Did you have earlier concerns about Mr. Oppal that have changed as you have seen the way he conducted himself?
Yes. I didn't know enough about him. I didn't think he had taken it seriously at the beginning but I know from being there, watching him, listening to his questions and his fury when somebody didn't take something seriously that he understood the issues very clearly and I felt he was in control, he knew exactly what he was doing and listening hard. He didn't suffer fools lightly. Ultimately, I knew it really mattered to him.
Some people may distance themselves from all of this, saying it only happened in a particular part of British Columbia. Why do you think members of the public should pay attention to this report?
Because it isn't just in Vancouver. I live in Toronto and I've spent nearly 20 years running a soup kitchen at my church. That's the experience that allowed me to go out to Vancouver and work on this story. If I hadn't done that, I think I would have been out at sea, but I see the problems here. I see the homelessness. We have the same things here. We have girls coming and been trafficked. Don't misunderstand my use of the word girls. We call them girls. I have two daughters. They are my girls. These women became my girls. So we have the same problems here and I am hoping people will have a broader perspective. It's not just that terrible place in the Downtown Eastside. It's across Canada and maybe we can learn lessons from this commission for all these places where women are treated like this.
What lingering effect has this story had on you?
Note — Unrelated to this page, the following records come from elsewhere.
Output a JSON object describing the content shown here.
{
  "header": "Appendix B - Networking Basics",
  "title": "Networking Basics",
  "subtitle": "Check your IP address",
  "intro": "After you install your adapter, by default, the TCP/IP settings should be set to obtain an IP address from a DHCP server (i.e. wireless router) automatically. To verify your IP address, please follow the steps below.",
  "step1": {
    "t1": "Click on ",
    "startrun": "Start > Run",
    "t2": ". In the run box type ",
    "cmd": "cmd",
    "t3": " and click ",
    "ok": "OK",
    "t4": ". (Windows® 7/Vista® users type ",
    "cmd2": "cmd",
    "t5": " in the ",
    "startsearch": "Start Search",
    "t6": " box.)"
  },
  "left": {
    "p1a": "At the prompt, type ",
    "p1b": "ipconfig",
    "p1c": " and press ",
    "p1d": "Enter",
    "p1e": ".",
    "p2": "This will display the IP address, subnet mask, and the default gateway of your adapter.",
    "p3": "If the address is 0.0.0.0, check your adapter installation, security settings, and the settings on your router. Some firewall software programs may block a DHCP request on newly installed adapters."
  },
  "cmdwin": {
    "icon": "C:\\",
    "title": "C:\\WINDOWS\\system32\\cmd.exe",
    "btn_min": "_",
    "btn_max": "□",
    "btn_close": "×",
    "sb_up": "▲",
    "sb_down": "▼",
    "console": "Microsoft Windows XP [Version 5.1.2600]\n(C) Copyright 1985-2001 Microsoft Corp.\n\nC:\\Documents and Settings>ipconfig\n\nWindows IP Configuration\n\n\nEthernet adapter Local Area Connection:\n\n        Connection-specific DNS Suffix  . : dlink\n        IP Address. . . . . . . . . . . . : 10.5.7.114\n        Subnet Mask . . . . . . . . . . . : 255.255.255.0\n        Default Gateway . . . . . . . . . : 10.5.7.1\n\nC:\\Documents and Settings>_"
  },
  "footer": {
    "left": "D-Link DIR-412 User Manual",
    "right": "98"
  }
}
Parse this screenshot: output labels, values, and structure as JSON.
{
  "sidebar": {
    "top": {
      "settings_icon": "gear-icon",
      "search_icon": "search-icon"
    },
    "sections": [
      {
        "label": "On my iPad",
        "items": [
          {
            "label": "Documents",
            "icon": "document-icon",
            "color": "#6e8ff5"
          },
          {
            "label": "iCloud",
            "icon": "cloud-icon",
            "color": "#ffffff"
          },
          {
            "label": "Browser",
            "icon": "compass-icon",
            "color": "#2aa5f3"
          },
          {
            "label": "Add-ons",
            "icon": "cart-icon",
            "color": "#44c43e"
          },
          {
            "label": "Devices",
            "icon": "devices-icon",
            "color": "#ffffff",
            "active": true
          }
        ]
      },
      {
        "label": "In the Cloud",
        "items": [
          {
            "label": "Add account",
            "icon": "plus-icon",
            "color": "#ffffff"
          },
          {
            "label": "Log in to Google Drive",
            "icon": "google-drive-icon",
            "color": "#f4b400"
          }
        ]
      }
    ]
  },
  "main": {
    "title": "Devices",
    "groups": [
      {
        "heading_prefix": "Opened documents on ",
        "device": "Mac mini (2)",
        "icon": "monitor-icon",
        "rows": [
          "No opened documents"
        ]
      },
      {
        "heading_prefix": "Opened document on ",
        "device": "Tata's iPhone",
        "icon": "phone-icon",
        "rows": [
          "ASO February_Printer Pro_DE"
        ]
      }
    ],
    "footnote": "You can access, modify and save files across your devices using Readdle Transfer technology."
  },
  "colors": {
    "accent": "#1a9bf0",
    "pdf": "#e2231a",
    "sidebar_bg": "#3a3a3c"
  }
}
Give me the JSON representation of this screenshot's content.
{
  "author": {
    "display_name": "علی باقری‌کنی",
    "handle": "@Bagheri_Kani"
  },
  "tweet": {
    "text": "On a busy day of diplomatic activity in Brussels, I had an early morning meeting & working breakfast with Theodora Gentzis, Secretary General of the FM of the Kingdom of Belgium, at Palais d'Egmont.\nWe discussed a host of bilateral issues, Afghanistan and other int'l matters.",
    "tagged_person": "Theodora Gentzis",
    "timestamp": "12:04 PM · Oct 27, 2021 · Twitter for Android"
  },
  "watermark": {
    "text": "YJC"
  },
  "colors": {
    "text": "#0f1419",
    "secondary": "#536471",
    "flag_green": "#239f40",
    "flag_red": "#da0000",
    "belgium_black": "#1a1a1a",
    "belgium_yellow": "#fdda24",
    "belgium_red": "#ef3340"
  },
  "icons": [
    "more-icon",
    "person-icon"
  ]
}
Gratitude for the opportunity to do it. It is the most important thing I have ever done in my life. I loved meeting the families. I loved meeting the people in the various communities. I enjoyed every minute of it in a way because it was such a huge challenge. The people, in a way, were so amazing, particularly the women in the streets downtown. One of the very best things that ever happened to me was the opportunity to meet the women who were working the streets in the Downtown Eastside and see them offering their hospitality to me, their friendship to me, their stories to me. I am so grateful for the opportunity to have been able to write that both books. If I never wrote another book, it would have been enough.
This interview has been edited and condensed.